- Mais de metade das pessoas em Portugal já recorreu à automedicação (51,85%), segundo estudo da Nova SBE divulgado em 2025.
- O fenómeno é mais frequente entre os jovens (25 a 34 anos) — 66,26% já automedicaram-se pelo menos uma vez; entre quem tem 85 anos ou mais, 39,62% nunca o fizeram.
- Mulheres e pessoas sem médico de família recorrem mais à automedicação.
- Investigadores avisam que a automedicação pode aliviar serviços de saúde se bem orientada, mas tem riscos como atrasos no tratamento de doenças graves e interações entre medicamentos; é necessário acesso a informação clara e estruturas de proximidade para orientar o utente.
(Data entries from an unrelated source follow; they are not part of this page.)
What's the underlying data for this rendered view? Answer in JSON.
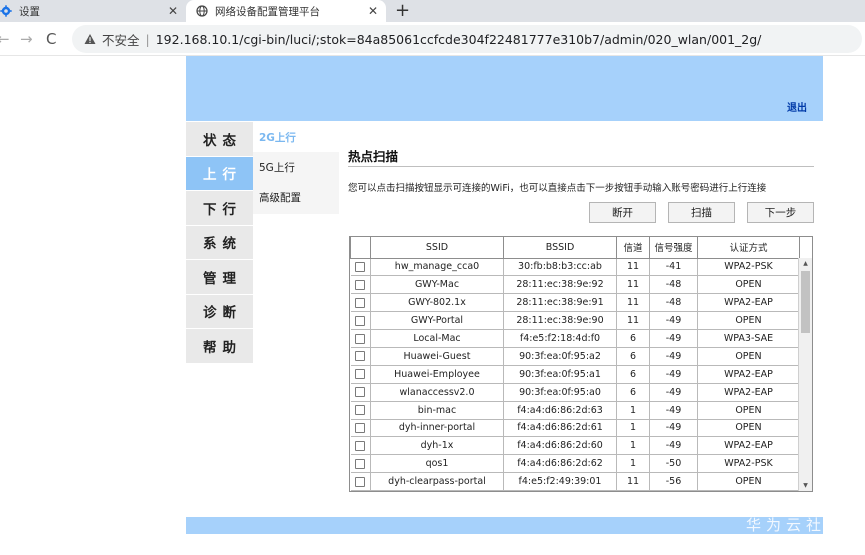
{
  "browser": {
    "tabs": [
      {
        "title": "设置",
        "icon": "gear-icon"
      },
      {
        "title": "网络设备配置管理平台",
        "icon": "globe-icon"
      }
    ],
    "new_tab": "+",
    "close": "✕",
    "nav": {
      "back": "←",
      "forward": "→",
      "reload": "C"
    },
    "security_label": "不安全",
    "separator": "|",
    "url": "192.168.10.1/cgi-bin/luci/;stok=84a85061ccfcde304f22481777e310b7/admin/020_wlan/001_2g/"
  },
  "header": {
    "logout": "退出"
  },
  "left_nav": [
    "状态",
    "上行",
    "下行",
    "系统",
    "管理",
    "诊断",
    "帮助"
  ],
  "left_nav_active": "上行",
  "sub_nav": [
    "2G上行",
    "5G上行",
    "高级配置"
  ],
  "sub_nav_active": "2G上行",
  "main": {
    "title": "热点扫描",
    "description": "您可以点击扫描按钮显示可连接的WiFi，也可以直接点击下一步按钮手动输入账号密码进行上行连接",
    "buttons": {
      "disconnect": "断开",
      "scan": "扫描",
      "next": "下一步"
    }
  },
  "table": {
    "headers": [
      "",
      "SSID",
      "BSSID",
      "信道",
      "信号强度",
      "认证方式"
    ],
    "rows": [
      {
        "ssid": "hw_manage_cca0",
        "bssid": "30:fb:b8:b3:cc:ab",
        "channel": "11",
        "signal": "-41",
        "auth": "WPA2-PSK"
      },
      {
        "ssid": "GWY-Mac",
        "bssid": "28:11:ec:38:9e:92",
        "channel": "11",
        "signal": "-48",
        "auth": "OPEN"
      },
      {
        "ssid": "GWY-802.1x",
        "bssid": "28:11:ec:38:9e:91",
        "channel": "11",
        "signal": "-48",
        "auth": "WPA2-EAP"
      },
      {
        "ssid": "GWY-Portal",
        "bssid": "28:11:ec:38:9e:90",
        "channel": "11",
        "signal": "-49",
        "auth": "OPEN"
      },
      {
        "ssid": "Local-Mac",
        "bssid": "f4:e5:f2:18:4d:f0",
        "channel": "6",
        "signal": "-49",
        "auth": "WPA3-SAE"
      },
      {
        "ssid": "Huawei-Guest",
        "bssid": "90:3f:ea:0f:95:a2",
        "channel": "6",
        "signal": "-49",
        "auth": "OPEN"
      },
      {
        "ssid": "Huawei-Employee",
        "bssid": "90:3f:ea:0f:95:a1",
        "channel": "6",
        "signal": "-49",
        "auth": "WPA2-EAP"
      },
      {
        "ssid": "wlanaccessv2.0",
        "bssid": "90:3f:ea:0f:95:a0",
        "channel": "6",
        "signal": "-49",
        "auth": "WPA2-EAP"
      },
      {
        "ssid": "bin-mac",
        "bssid": "f4:a4:d6:86:2d:63",
        "channel": "1",
        "signal": "-49",
        "auth": "OPEN"
      },
      {
        "ssid": "dyh-inner-portal",
        "bssid": "f4:a4:d6:86:2d:61",
        "channel": "1",
        "signal": "-49",
        "auth": "OPEN"
      },
      {
        "ssid": "dyh-1x",
        "bssid": "f4:a4:d6:86:2d:60",
        "channel": "1",
        "signal": "-49",
        "auth": "WPA2-EAP"
      },
      {
        "ssid": "qos1",
        "bssid": "f4:a4:d6:86:2d:62",
        "channel": "1",
        "signal": "-50",
        "auth": "WPA2-PSK"
      },
      {
        "ssid": "dyh-clearpass-portal",
        "bssid": "f4:e5:f2:49:39:01",
        "channel": "11",
        "signal": "-56",
        "auth": "OPEN"
      }
    ]
  },
  "watermark": "华为云社",
  "colors": {
    "banner": "#a6d1fb",
    "nav_active": "#8ec4f6",
    "logout": "#003aa8",
    "subnav_active": "#7bb8f0"
  }
}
- As farmácias continuam a ser o local principal de obtenção de medicamentos; 38,2% dos que se automedicaram usaram fármacos já disponíveis em casa; os motivos mais comuns são gripe/constipação (53,05%) e dores de cabeça (21,12%).
Desde a Nova SBE, investigadores divulgam um estudo que revela que a automedicação é prática comum em Portugal, incluindo para saúde mental. Mais de metade dos inquiridos já recorreu a automedicação, muitas vezes sem informar o médico.
O relatório, referente a 2025, baseia-se em entrevistas com mais de 1.600 pessoas de várias regiões, classes sociais e faixas etárias. O objetivo é perceber quando a automedicação é adequada e quando pode colocar a saúde em risco.
A equipa liderada por Pedro Pita Barros e Carolina Santos aponta para a necessidade de um apoio estruturado à automedicação, com informação clara e redes de proximidade para orientar o utente e facilitar a cooperação entre prestadores.
Contexto e principais resultados
Mais de 51% dos inquiridos já automedicaram-se, segundo o estudo, considerando a prática mais disseminada do que se reconhece. O fenómeno é mais comum entre jovens entre 25 e 34 anos, com 66,3% a admitir automedicação.
Entre os mais velhos, 85 anos ou mais, 39,6% afirmaram nunca ter recorrido a automedicação. Quem tem ensino superior recorre mais a esta prática (60,8%) em relação a quem tem menor escolaridade (47,6%).
As mulheres apresentam maior propensão a automedicar-se, especialmente quem não tem médico de família (24,6% vs 17,6% com médico de família). Os autores indicam que a automedicação pode refletir dificuldades de acesso a cuidados profissionais.
Na última vez em que se automedicaram, 57,3% recorreram a um problema anterior semelhante, e 30,4% tinham medicamentos disponíveis em casa, prontos para uso. A farmácia é o local mais comum para obter informações ou adquirir fármacos.
Implicações e próximos passos
As séries de perguntas apontam que muitos baseiam-se em experiências anteriores (54,2%) para escolher o medicamento, seguidas de aconselhamento na farmácia (38%) e recomendações de familiares ou amigos (7,5%).
Os investigadores destacam riscos associados à automedicação mal orientada, como atrasos no tratamento de doenças graves, interações entre fármacos e diagnósticos incorretos. O objetivo é promover um autocuidado seguro.
O estudo defende que a automedicação pode aliviar serviços de saúde quando bem gerida, desde que haja avaliação de necessidade, informação acessível e ligações entre farmácias, unidades de saúde e médicos de família, para evitar lacunas no percurso de cuidados.